There is much talk of a cashless society at the moment and it scares the hell out of me. I watch people gleefully pointing their phones at QR codes in shops and paying for stuff and the only thought that goes through my head is what happens when your phone gets stolen. I’m still at the credit card tapping stage but even that spooks me because if my wallet and phone both get stolen then the thief can tap away for all sorts of purchases below R500 without having to enter a PIN code and, since I won’t have a phone, I’ll have no clue what is being spent. Is it any wonder I wake at three in the morning with cold sweats?

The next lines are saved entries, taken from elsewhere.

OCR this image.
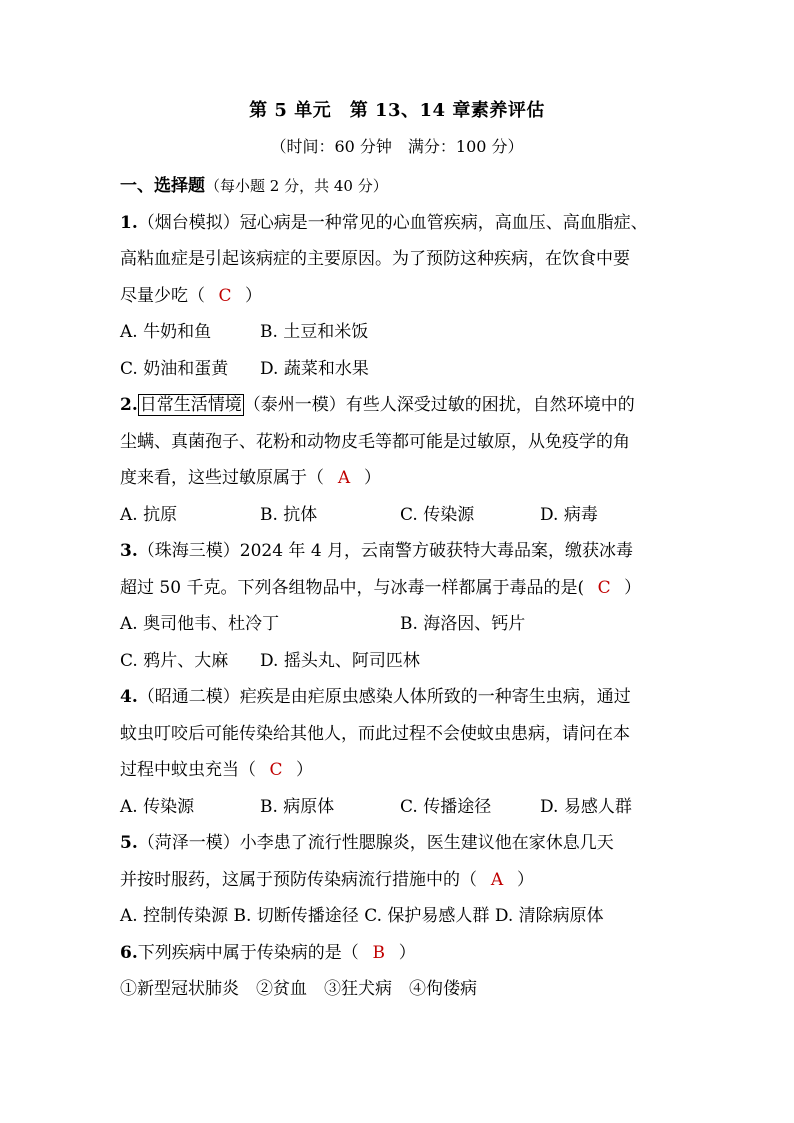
第 5 单元　第 13、14 章素养评估
（时间：60 分钟　满分：100 分）
一、选择题（每小题 2 分，共 40 分）
1.（烟台模拟）冠心病是一种常见的心血管疾病，高血压、高血脂症、
高粘血症是引起该病症的主要原因。为了预防这种疾病，在饮食中要
尽量少吃（ C ）
A. 牛奶和鱼	B. 土豆和米饭
C. 奶油和蛋黄 D. 蔬菜和水果
2. 日常生活情境 （泰州一模）有些人深受过敏的困扰，自然环境中的
尘螨、真菌孢子、花粉和动物皮毛等都可能是过敏原，从免疫学的角
度来看，这些过敏原属于（ A ）
A. 抗原	B. 抗体	C. 传染源	D. 病毒
3.（珠海三模）2024 年 4 月，云南警方破获特大毒品案，缴获冰毒
超过 50 千克。下列各组物品中，与冰毒一样都属于毒品的是( C ）
A. 奥司他韦、杜冷丁	B. 海洛因、钙片
C. 鸦片、大麻 D. 摇头丸、阿司匹林
4.（昭通二模）疟疾是由疟原虫感染人体所致的一种寄生虫病，通过
蚊虫叮咬后可能传染给其他人，而此过程不会使蚊虫患病，请问在本
过程中蚊虫充当（ C ）
A. 传染源	B. 病原体	C. 传播途径	D. 易感人群
5.（菏泽一模）小李患了流行性腮腺炎，医生建议他在家休息几天
并按时服药，这属于预防传染病流行措施中的（ A ）
A. 控制传染源 B. 切断传播途径 C. 保护易感人群 D. 清除病原体
6.下列疾病中属于传染病的是（ B ）
①新型冠状肺炎　②贫血　③狂犬病　④佝偻病
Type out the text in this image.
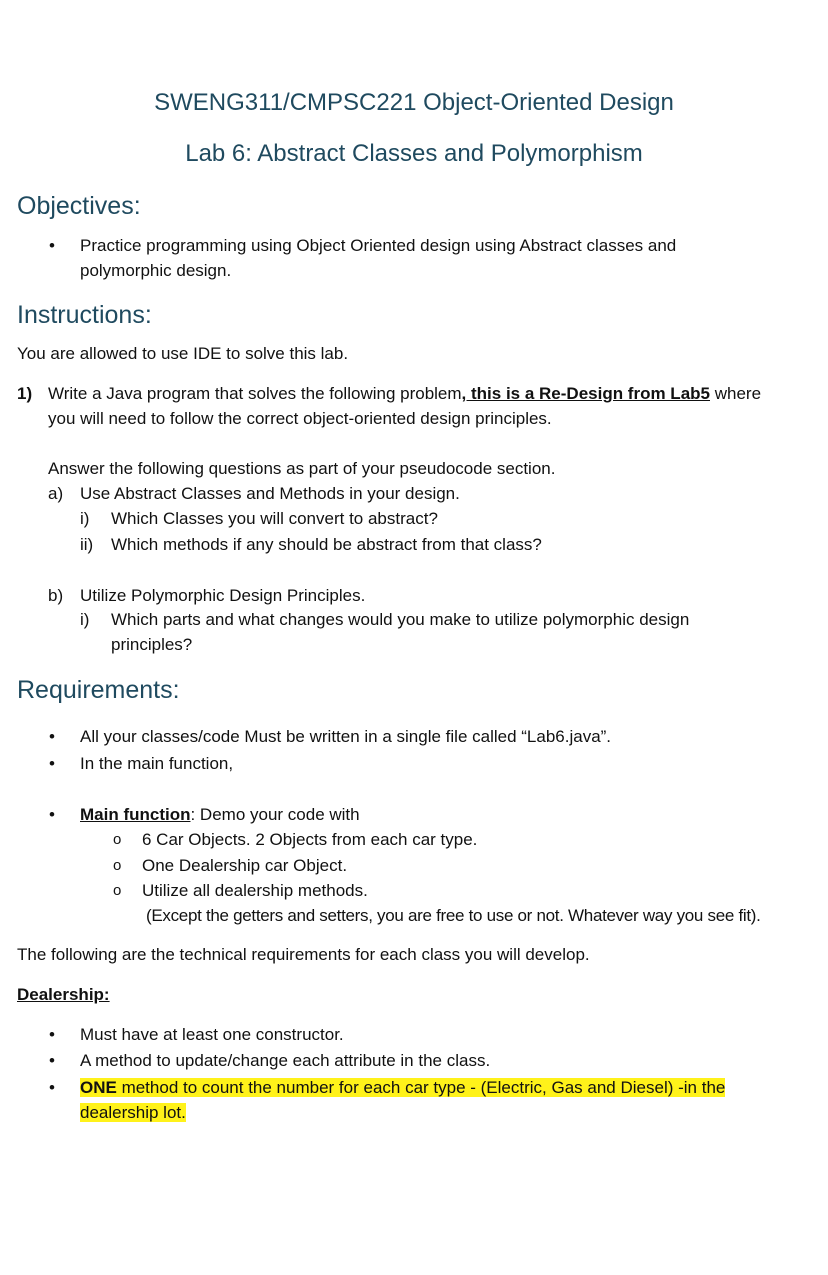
SWENG311/CMPSC221 Object-Oriented Design
Lab 6: Abstract Classes and Polymorphism
Objectives:
• Practice programming using Object Oriented design using Abstract classes and
polymorphic design.
Instructions:
You are allowed to use IDE to solve this lab.
1) Write a Java program that solves the following problem, this is a Re-Design from Lab5 where
you will need to follow the correct object-oriented design principles.
Answer the following questions as part of your pseudocode section.
a) Use Abstract Classes and Methods in your design.
i) Which Classes you will convert to abstract?
ii) Which methods if any should be abstract from that class?
b) Utilize Polymorphic Design Principles.
i) Which parts and what changes would you make to utilize polymorphic design
principles?
Requirements:
• All your classes/code Must be written in a single file called “Lab6.java”.
• In the main function,
• Main function: Demo your code with
o 6 Car Objects. 2 Objects from each car type.
o One Dealership car Object.
o Utilize all dealership methods.
(Except the getters and setters, you are free to use or not. Whatever way you see fit).
The following are the technical requirements for each class you will develop.
Dealership:
• Must have at least one constructor.
• A method to update/change each attribute in the class.
• ONE method to count the number for each car type - (Electric, Gas and Diesel) -in the
dealership lot.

A couple of months ago I went off to do the weekly shop at Woolies and when I approached the till I was informed that the system was down and they could only accept cash. Most of my disgruntled fellow shoppers abandoned their loaded trollies and left the shop in disgust but I happened to be carrying a decent amount of cash at the time and went on to the till to pay.

Since then I always carry cash although there are now stores that forbid you to pay with legal tender. If the system went down for weeks on end I wonder how long that pledge would last.

While it’s very nice to carry a piece of plastic and wave it like a magic wand whenever you want to pay for something it’s rather frightening when it doesn’t work. I recently had the Nigel Farage experience of being temporarily ‘de-banked’.

I had booked three nights at a guest house and paid the chunky full amount a month in advance. Just before I was due to arrive I received a reminder from the guest house that my deposit was overdue and they would have to cancel the booking if they didn’t get the deposit. I couldn’t get hold of anyone at the guesthouse so I panicked and phoned my bank’s fraud line and told them the story.

They immediately blocked my card without me realising it so when I went to pay for something at the local mall the card was declined. I tried somewhere else and the card was declined again. Since I couldn’t risk a third attempt and a lost card at the ATM and I wasn’t carrying very much cash that day I phoned my bank, explained the situation and they very promptly reactivated my card. That’s what you get with private banking and, as my darling wife points out, she wouldn’t have been so lucky. It turns out that Bookings.com likes to hang on to deposits for as long as possible before paying their users.

What this brought home to me most forcefully is that my access to credit and to my own money can be cut off immediately. At the moment this is only likely to happen if you have reported a fraud or if you have upset the Asset Forfeiture Unit for some reason.

But just suppose, post May 29th, that a party comes to power that wishes to control troublesome members of society that may be critical of their new rulers. You only have to go back to COVID to see how much power crazed politicians like to restrict and control the lives of their citizens. South Africa had one of the most illogical and restrictive lockdowns in the world (possibly beaten only by our BRICS buddies China) back then.

Once the banks have been nationalised and the government has complete and unfettered control over the banking industry what is to stop them from adopting the Chinese system of ‘social credits’ and imposing a maximum spending amount on your credit card or current account every month?

An amount that would allow you to feed yourself at home but would rule out any long distance travel or meals at upmarket restaurants. And what would stop them freezing your savings entirely and deducting fines for anti-social behaviour or hate speech? Obviously you would have the right of appeal after the fine is imposed but sadly that might take a few years due to the backlog of appeals.

The advocates of a cashless society seem to be those who are mesmerised by technology and are often the very same people who think artificial intelligence poses no threat to civilised society. But the reality is very different as we are beginning to find out because it concentrates the power to control the lives of large numbers of people in the hands of the few. That’s fine if the ‘few’ are scrupulous and trustworthy but the evidence thus far suggests that they are anything but. Oh grave new world that has such people in it.